In 2023, businesses across various sectors increasingly turned to automation as a response to persistent labor shortages and the aim to enhance productivity, according to new data from the global automation market platform HowToRobot. The trend of automation was significantly influenced by labor shortages, particularly in the manufacturing sector, which had its roots in the aftermath of COVID-19. This shift towards automation is not just a technological upgrade but also a strategic response to changing market conditions and workforce dynamics.

The CEO of HowToRobot, Søren Peters, emphasized that the lack of available labor was a primary factor driving businesses to automate in 2023. The data indicates that 80% of automation projects were directed at relieving employees from manual tasks, allowing them to focus on more value-added activities. This trend suggests that businesses view automation as a complement to human labor, rather than a replacement. Automation was used to handle more cumbersome tasks, thereby enabling employees to engage in other necessary operations to maintain production levels and meet customer demands.

In North America and Europe, labor shortages were especially pronounced, reaching a peak around the Spring of 2022 and continuing through 2023. This is evidenced by the U.S. manufacturing job opening rates, which averaged 4.5% in 2023, almost double the pre-pandemic average of 2.8% during the years 2013-2019. These shortages hindered businesses from expanding their production capacity through manual labor, leading to a heightened reliance on automation. Notably, 60.6% of automation projects in 2023 aimed to increase capacity.
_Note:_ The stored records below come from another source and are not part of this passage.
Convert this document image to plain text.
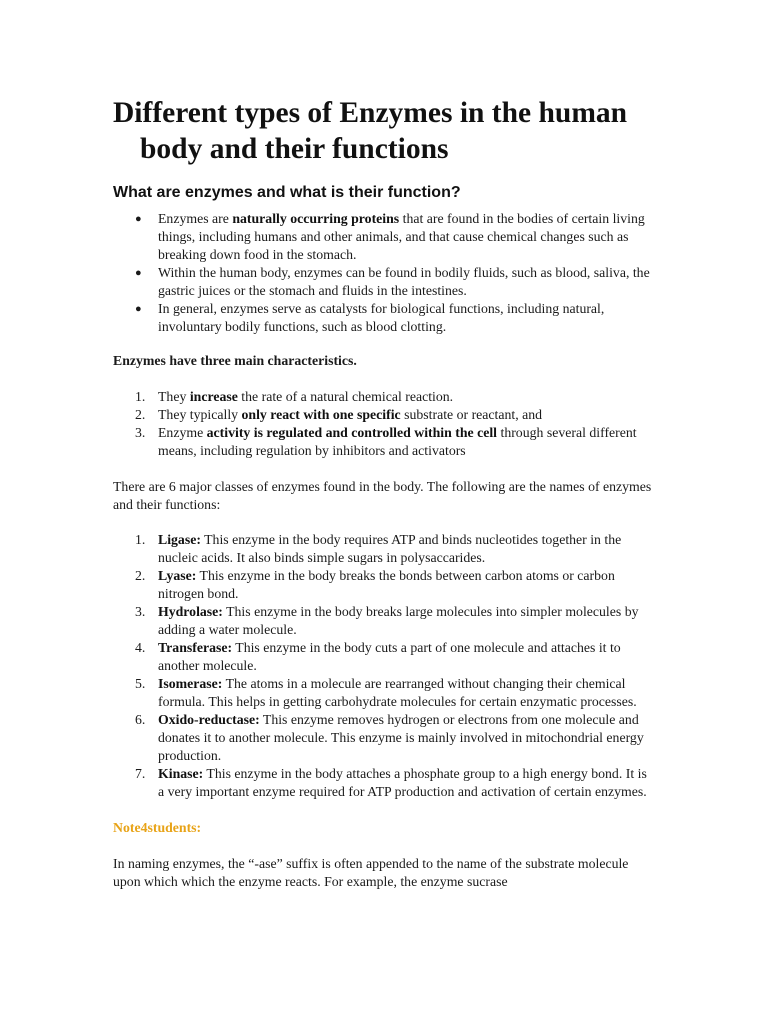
Different types of Enzymes in the human
body and their functions
What are enzymes and what is their function?
● Enzymes are naturally occurring proteins that are found in the bodies of certain living things, including humans and other animals, and that cause chemical changes such as breaking down food in the stomach.
● Within the human body, enzymes can be found in bodily fluids, such as blood, saliva, the gastric juices or the stomach and fluids in the intestines.
● In general, enzymes serve as catalysts for biological functions, including natural, involuntary bodily functions, such as blood clotting.

Enzymes have three main characteristics.

1. They increase the rate of a natural chemical reaction.
2. They typically only react with one specific substrate or reactant, and
3. Enzyme activity is regulated and controlled within the cell through several different means, including regulation by inhibitors and activators

There are 6 major classes of enzymes found in the body. The following are the names of enzymes and their functions:

1. Ligase: This enzyme in the body requires ATP and binds nucleotides together in the nucleic acids. It also binds simple sugars in polysaccarides.
2. Lyase: This enzyme in the body breaks the bonds between carbon atoms or carbon nitrogen bond.
3. Hydrolase: This enzyme in the body breaks large molecules into simpler molecules by adding a water molecule.
4. Transferase: This enzyme in the body cuts a part of one molecule and attaches it to another molecule.
5. Isomerase: The atoms in a molecule are rearranged without changing their chemical formula. This helps in getting carbohydrate molecules for certain enzymatic processes.
6. Oxido-reductase: This enzyme removes hydrogen or electrons from one molecule and donates it to another molecule. This enzyme is mainly involved in mitochondrial energy production.
7. Kinase: This enzyme in the body attaches a phosphate group to a high energy bond. It is a very important enzyme required for ATP production and activation of certain enzymes.

Note4students:

In naming enzymes, the “-ase” suffix is often appended to the name of the substrate molecule upon which which the enzyme reacts. For example, the enzyme sucrase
Another significant factor driving automation was the goal of increasing productivity. Accounting for 70.9% of automation projects in 2023, this focus on productivity is essential in reducing labor hours for the same output, which can result in higher wages, lower prices, and increased profits. This is particularly pertinent in the context of high inflation levels experienced over the past three years. The increase in hourly compensation in U.S. manufacturing, which grew by 18% between 2019-2023, underscores the economic impact of these productivity enhancements.

The data also reveals that improving product quality and uniformity was a moderate yet important driver for automation, with about one-third (36.2%) of projects pursuing this goal. Automation can address issues of varying quality and uniformity in manual operations, which can lead to customer claims and resource waste. Moreover, automation is increasingly being recognized for its potential to reduce the ecological footprint of manufacturing processes.

Additionally, improving the working environment was a significant consideration in automation decisions. Nearly one-third (31.5%) of the projects in 2023 focused on this aspect. Automation can alleviate the physical demands of certain tasks, like repetitive motions or heavy lifting, thereby enhancing the overall work environment. This is particularly relevant in the context of growing investments in employee well-being to improve staff retention.

The move towards automation in 2023 was a multifaceted response to labor shortages, the need for increased productivity, quality control, and the improvement of working conditions. These factors highlight the evolving landscape of manufacturing and other sectors, where technology and workforce management strategies are increasingly intertwined.